Polres Gresik Bongkar Sindikat Rekrutmen ASN Bodong, Tersangka Raup Rp1,5 Miliar dari SK Palsu
GRESIK, siliwangipost1.com – Satreskrim Polres Gresik kembali menunjukkan ketegasannya dalam memberantas kejahatan. Kali ini, aparat berhasil mengungkap kasus penipuan berkedok rekrutmen Aparatur Sipil Negara (ASN) dengan modus jual beli Surat Keputusan (SK) palsu. Dari aksinya, tersangka diduga meraup keuntungan hingga Rp1,5 miliar.
Kasus ini bermula dari laporan polisi nomor LP/B/83/IV/2026/SPKT/Polres Gresik/Polda Jatim tertanggal 10 April 2026 terkait dugaan pemalsuan surat, serta LP/B/85/IV/2026/SPKT/Polres Gresik/Polda Jatim tertanggal 13 April 2026 terkait penipuan.
Polisi kemudian menetapkan AN (46), warga Kecamatan Cerme, Kabupaten Gresik, sebagai tersangka utama. Penyidik juga masih mendalami kemungkinan adanya dokumen palsu lain yang digunakan pelaku.
Terbongkarnya kasus ini berawal saat sembilan orang mendatangi salah satu Organisasi Perangkat Daerah (OPD) Pemkab Gresik pada 6 April 2026. Enam di antaranya membawa fotokopi legalisir SK pengangkatan PPPK dan PNS.
Setelah diverifikasi, dokumen tersebut dinyatakan palsu karena berbeda dengan format resmi yang dikeluarkan BKPSDM Kabupaten Gresik. Atas temuan itu, Pemkab Gresik melalui Kepala BKPSDM langsung melapor ke Polres Gresik.
Satreskrim Polres Gresik yang dipimpin Kanit Tipidek IPTU Komang Andhika Haditya Prabu bergerak cepat memburu pelaku. Hasil pelacakan menunjukkan tersangka berada di Kalimantan Tengah.
Kapolres Gresik AKBP Ramadhan Nasution menjelaskan, tersangka akhirnya ditangkap di rumah kontrakannya di Desa Selunuk, Kecamatan Seruyan Raya, Kabupaten Seruyan, Kalimantan Tengah, setelah berkoordinasi dengan Resmob Polres Kotawaringin Timur dan Ditreskrimsus Polda Kalteng.
“Setelah diamankan, tersangka langsung dibawa ke Polres Gresik untuk pemeriksaan lebih lanjut,” ujar Kapolres.
Dari hasil pemeriksaan sementara, tersangka mengaku telah menipu sedikitnya 14 korban. Modusnya dengan menjanjikan korban bisa diterima sebagai ASN di lingkungan Pemkab Gresik, lalu menunjukkan SK pengangkatan palsu buatan sendiri.

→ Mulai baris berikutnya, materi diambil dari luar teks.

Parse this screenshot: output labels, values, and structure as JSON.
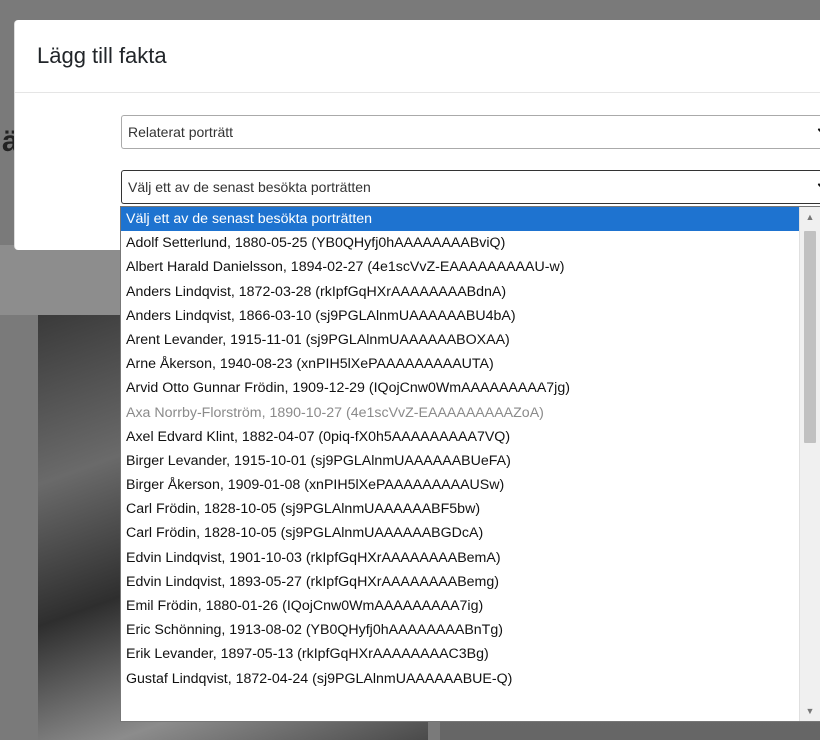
{
  "page": {
    "heading_fragment": "ä"
  },
  "modal": {
    "title": "Lägg till fakta",
    "type_select": {
      "value": "Relaterat porträtt"
    },
    "portrait_select": {
      "value": "Välj ett av de senast besökta porträtten"
    }
  },
  "dropdown": {
    "options": [
      {
        "label": "Välj ett av de senast besökta porträtten",
        "state": "selected"
      },
      {
        "label": "Adolf Setterlund, 1880-05-25 (YB0QHyfj0hAAAAAAAABviQ)",
        "state": "normal"
      },
      {
        "label": "Albert Harald Danielsson, 1894-02-27 (4e1scVvZ-EAAAAAAAAAU-w)",
        "state": "normal"
      },
      {
        "label": "Anders Lindqvist, 1872-03-28 (rkIpfGqHXrAAAAAAAABdnA)",
        "state": "normal"
      },
      {
        "label": "Anders Lindqvist, 1866-03-10 (sj9PGLAlnmUAAAAAABU4bA)",
        "state": "normal"
      },
      {
        "label": "Arent Levander, 1915-11-01 (sj9PGLAlnmUAAAAAABOXAA)",
        "state": "normal"
      },
      {
        "label": "Arne Åkerson, 1940-08-23 (xnPIH5lXePAAAAAAAAAUTA)",
        "state": "normal"
      },
      {
        "label": "Arvid Otto Gunnar Frödin, 1909-12-29 (IQojCnw0WmAAAAAAAAA7jg)",
        "state": "normal"
      },
      {
        "label": "Axa Norrby-Florström, 1890-10-27 (4e1scVvZ-EAAAAAAAAAZoA)",
        "state": "disabled"
      },
      {
        "label": "Axel Edvard Klint, 1882-04-07 (0piq-fX0h5AAAAAAAAA7VQ)",
        "state": "normal"
      },
      {
        "label": "Birger Levander, 1915-10-01 (sj9PGLAlnmUAAAAAABUeFA)",
        "state": "normal"
      },
      {
        "label": "Birger Åkerson, 1909-01-08 (xnPIH5lXePAAAAAAAAAUSw)",
        "state": "normal"
      },
      {
        "label": "Carl Frödin, 1828-10-05 (sj9PGLAlnmUAAAAAABF5bw)",
        "state": "normal"
      },
      {
        "label": "Carl Frödin, 1828-10-05 (sj9PGLAlnmUAAAAAABGDcA)",
        "state": "normal"
      },
      {
        "label": "Edvin Lindqvist, 1901-10-03 (rkIpfGqHXrAAAAAAAABemA)",
        "state": "normal"
      },
      {
        "label": "Edvin Lindqvist, 1893-05-27 (rkIpfGqHXrAAAAAAAABemg)",
        "state": "normal"
      },
      {
        "label": "Emil Frödin, 1880-01-26 (IQojCnw0WmAAAAAAAAA7ig)",
        "state": "normal"
      },
      {
        "label": "Eric Schönning, 1913-08-02 (YB0QHyfj0hAAAAAAAABnTg)",
        "state": "normal"
      },
      {
        "label": "Erik Levander, 1897-05-13 (rkIpfGqHXrAAAAAAAAC3Bg)",
        "state": "normal"
      },
      {
        "label": "Gustaf Lindqvist, 1872-04-24 (sj9PGLAlnmUAAAAAABUE-Q)",
        "state": "normal"
      }
    ]
  },
  "icons": {
    "select_chevron": "chevron-down-icon",
    "scroll_up": "triangle-up-icon",
    "scroll_down": "triangle-down-icon"
  }
}
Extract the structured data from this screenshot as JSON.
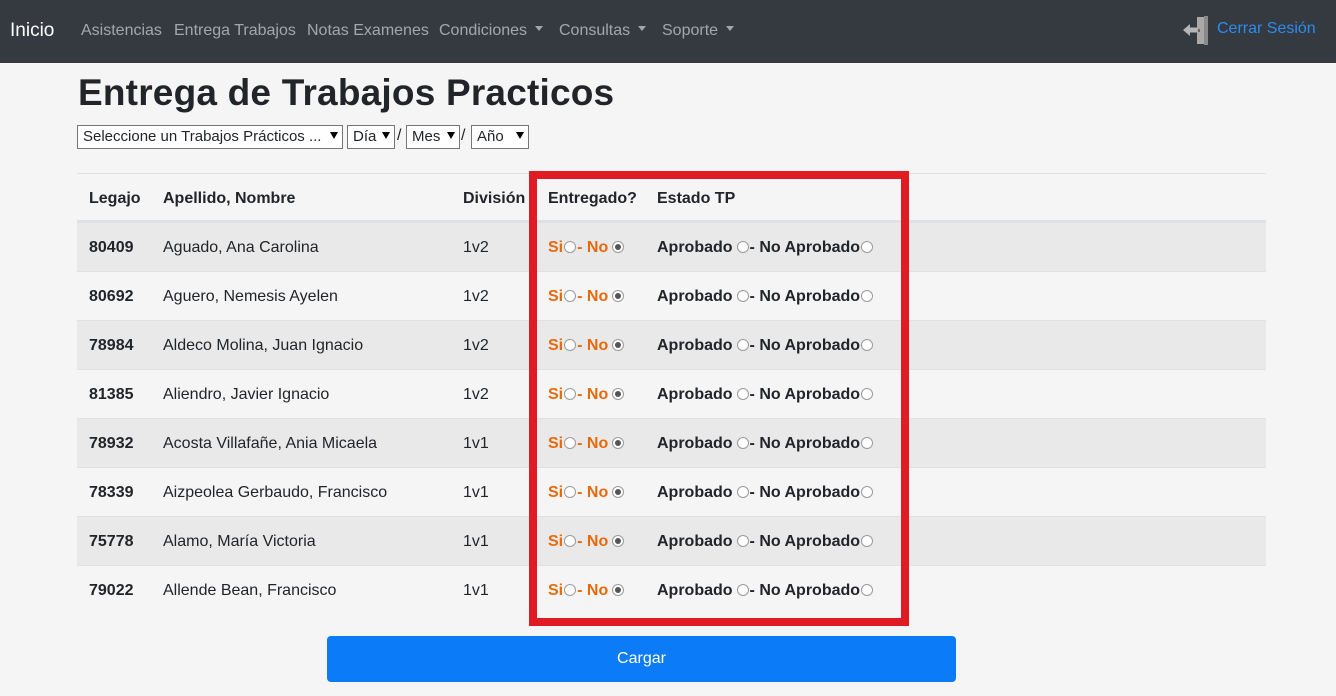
{
  "navbar": {
    "brand": "Inicio",
    "links": [
      {
        "label": "Asistencias"
      },
      {
        "label": "Entrega Trabajos"
      },
      {
        "label": "Notas Examenes"
      },
      {
        "label": "Condiciones"
      },
      {
        "label": "Consultas"
      },
      {
        "label": "Soporte"
      }
    ],
    "logout_label": "Cerrar Sesión",
    "logout_icon": "logout-door-icon"
  },
  "page": {
    "title": "Entrega de Trabajos Practicos"
  },
  "filters": {
    "tp_select": "Seleccione un Trabajos Prácticos ...",
    "day_select": "Día",
    "month_select": "Mes",
    "year_select": "Año",
    "separator": "/"
  },
  "table": {
    "headers": [
      "Legajo",
      "Apellido, Nombre",
      "División",
      "Entregado?",
      "Estado TP"
    ],
    "options": {
      "si": "Si",
      "dash_no": "- No",
      "aprobado": "Aprobado",
      "dash_no_aprobado": "- No Aprobado"
    },
    "rows": [
      {
        "legajo": "80409",
        "nombre": "Aguado, Ana Carolina",
        "division": "1v2",
        "entregado": "no",
        "estado": "none"
      },
      {
        "legajo": "80692",
        "nombre": "Aguero, Nemesis Ayelen",
        "division": "1v2",
        "entregado": "no",
        "estado": "none"
      },
      {
        "legajo": "78984",
        "nombre": "Aldeco Molina, Juan Ignacio",
        "division": "1v2",
        "entregado": "no",
        "estado": "none"
      },
      {
        "legajo": "81385",
        "nombre": "Aliendro, Javier Ignacio",
        "division": "1v2",
        "entregado": "no",
        "estado": "none"
      },
      {
        "legajo": "78932",
        "nombre": "Acosta Villafañe, Ania Micaela",
        "division": "1v1",
        "entregado": "no",
        "estado": "none"
      },
      {
        "legajo": "78339",
        "nombre": "Aizpeolea Gerbaudo, Francisco",
        "division": "1v1",
        "entregado": "no",
        "estado": "none"
      },
      {
        "legajo": "75778",
        "nombre": "Alamo, María Victoria",
        "division": "1v1",
        "entregado": "no",
        "estado": "none"
      },
      {
        "legajo": "79022",
        "nombre": "Allende Bean, Francisco",
        "division": "1v1",
        "entregado": "no",
        "estado": "none"
      }
    ]
  },
  "submit": {
    "label": "Cargar"
  },
  "colors": {
    "navbar_bg": "#343a40",
    "accent_orange": "#e8690b",
    "button_blue": "#0b7bf7",
    "highlight_red": "#e01b24",
    "link_blue": "#2b8cf0"
  }
}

Korban diminta menyerahkan uang dengan nominal bervariasi antara Rp70 juta hingga Rp350 juta. Total uang yang berhasil dikumpulkan tersangka diperkirakan mencapai Rp1,5 miliar.
Polisi turut mengamankan barang bukti berupa satu unit telepon genggam yang dipakai menjalankan aksi penipuan serta satu kartu ATM atas nama istri tersangka.
Kapolres menegaskan pihaknya masih terus mengembangkan kasus ini untuk mengungkap kemungkinan korban lain maupun pihak yang ikut terlibat.
“Kami mengimbau masyarakat agar hanya mengikuti jalur resmi dalam melamar pekerjaan, baik ASN, sekolah kedinasan maupun perusahaan swasta. Jangan mudah tergiur janji masuk kerja secara instan,” tegasnya.
Masyarakat juga diminta segera melapor jika menemukan praktik serupa melalui Polres Gresik, layanan 110, atau kanal pengaduan Lapor Kapolres Gresik Cak Rama di nomor 081188002006.
Sementara itu, Kepala BKPSDM Kabupaten Gresik, Agung Endro Dwi Setyo Utomo, mengingatkan warga agar selalu memverifikasi informasi melalui kanal resmi pemerintah untuk menghindari penipuan.
Atas perbuatannya, tersangka dijerat Pasal 492 KUHP tentang penipuan dengan ancaman 4 tahun penjara atau denda Rp500 juta, serta Pasal 392 KUHP tentang pemalsuan surat dengan ancaman hukuman 8 tahun penjara.